La entidad llama a “no callar” y alerta de posibles “beneficios” en favor de los reos

Frente a la decisión de la Secretaría General de Instituciones Penitenciarias de acercar de la cárcel de Valencia a la de Zaragoza a dos presos de la organización terrorista ETA condenados por el asesinato en Sevilla del concejal del PP Alberto Jiménez-Becerril y de su mujer Ascensión García, progresados a segundo grado tras “rechazar la violencia” y reconocer el daño perpetrado, según la entidad estatal, la Fundación contra el Terrorismo y la Violencia Alberto Jiménez-Becerril, presidida por la hermana del citado edil, ha manifestado su rechazo a tal extremo, calificando de “indignidad” dicho acercamiento y temiendo “beneficios” en favor de los citados reos.

En un comunicado firmado por la presidenta de la fundación y diputada del PP por Sevilla en el Congreso, Teresa Jiménez-Becerril, la entidad denuncia públicamente el “fin de facto de la política de dispersión” de los presos de la organización terrorista que a su entender está acometiendo el Gobierno central del PSOE y Unidas Podemos.

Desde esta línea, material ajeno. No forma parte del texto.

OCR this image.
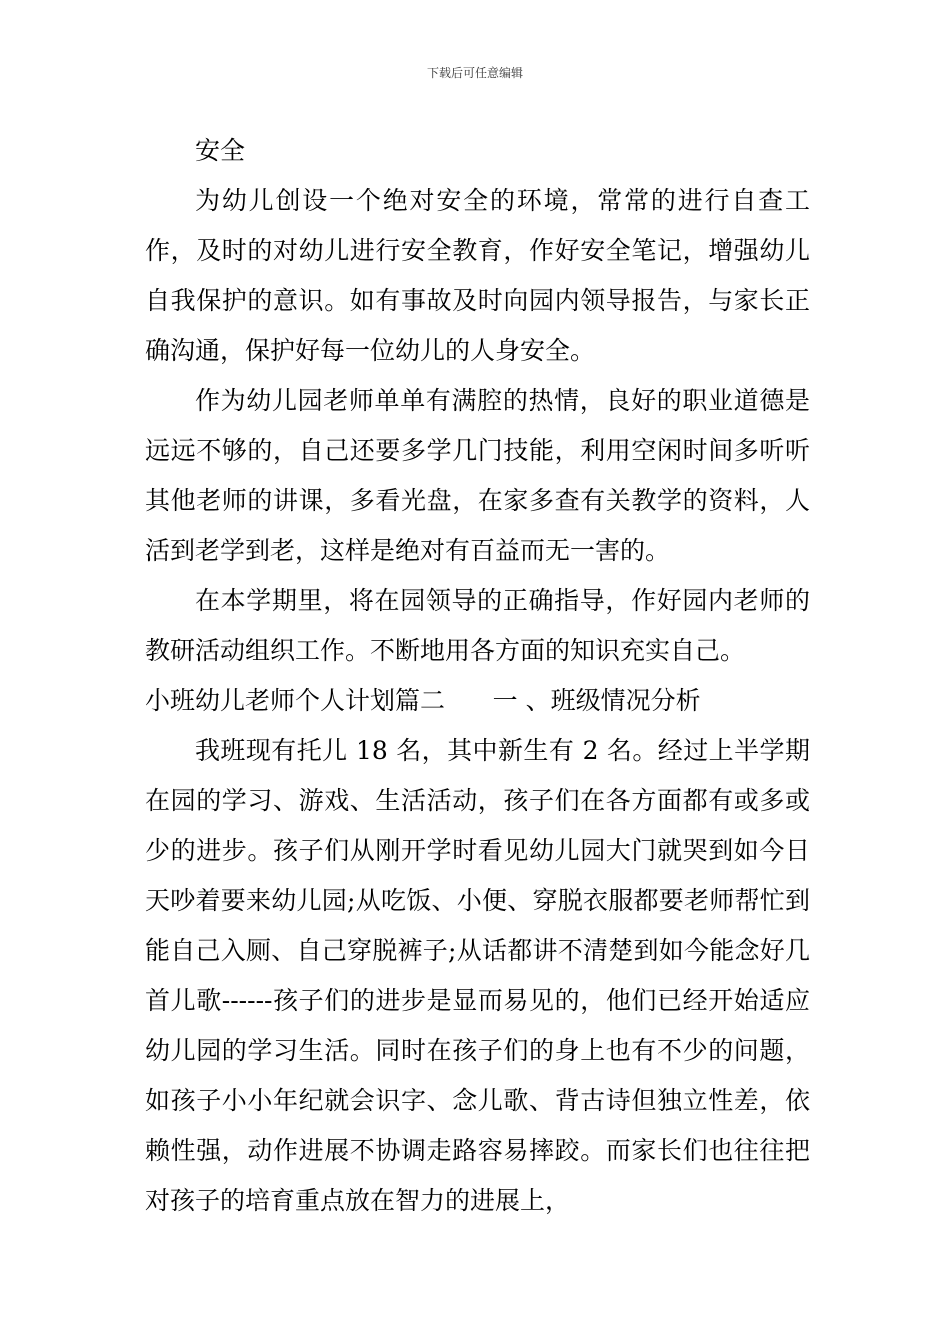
下载后可任意编辑

安全

为幼儿创设一个绝对安全的环境，常常的进行自查工作，及时的对幼儿进行安全教育，作好安全笔记，增强幼儿自我保护的意识。如有事故及时向园内领导报告，与家长正确沟通，保护好每一位幼儿的人身安全。

作为幼儿园老师单单有满腔的热情，良好的职业道德是远远不够的，自己还要多学几门技能，利用空闲时间多听听其他老师的讲课，多看光盘，在家多查有关教学的资料，人活到老学到老，这样是绝对有百益而无一害的。

在本学期里，将在园领导的正确指导，作好园内老师的教研活动组织工作。不断地用各方面的知识充实自己。

小班幼儿老师个人计划篇二      一 、班级情况分析

我班现有托儿 18 名，其中新生有 2 名。经过上半学期在园的学习、游戏、生活活动，孩子们在各方面都有或多或少的进步。孩子们从刚开学时看见幼儿园大门就哭到如今日天吵着要来幼儿园;从吃饭、小便、穿脱衣服都要老师帮忙到能自己入厕、自己穿脱裤子;从话都讲不清楚到如今能念好几首儿歌------孩子们的进步是显而易见的，他们已经开始适应幼儿园的学习生活。同时在孩子们的身上也有不少的问题，如孩子小小年纪就会识字、念儿歌、背古诗但独立性差，依赖性强，动作进展不协调走路容易摔跤。而家长们也往往把对孩子的培育重点放在智力的进展上，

“Rechazamos los continuos acercamientos de terroristas de ETA a cárceles próximas a sus lugares de origen, como el de los asesinos de Alberto Jiménez-Becerril y su mujer Ascensión García Ortiz”, señala en alusión a Mikel Azurmendi Peñagaricano y Maite Pedrosa Barrenechea, condenado el primero a 30 años de prisión como responsable del asesinato del matrimonio Jiménez-Becerril, entre otros asesinatos; y la segunda también por su participación en el crimen del concejal sevillano y su esposa.

En su escrito, la fundación presidida por Teresa Jiménez Becerril, contando con la Presidencia de honor del alcalde hispalense, el socialista Juan Espadas, señala que este acercamiento ha sido decidido “coincidiendo con el apoyo de EH Bildu a los presupuestos generales del Estado”, lo cual deriva en una “indignidad”.

“Nos preocupa que los tres etarras del Comando Andalucía, que acabaron con la vida de mi hermano y su mujer, estén reagrupados en una cárcel cercana a sus domicilios y nos inquieta el temer que puedan ser nuevamente beneficiados con progresiones de grado que les permitan una libertad que no merecen. Y todo ello sin arrepentimiento real, ni colaboración con la Justicia para esclarecer los 370 crímenes de ETA que siguen sin ser resueltos”, enfatiza Teresa Jiménez Becerril.

“En memoria de Alberto y de Ascen, a los que esta Fundación debe su existencia, por ellos y por todas las víctimas del terrorismo, a las que esta Fundación honra, y por toda la sociedad española que durante más de cincuenta años ha sufrido el terror de la organización terrorista ETA, no debemos, ni podemos callar”, concluye la misiva.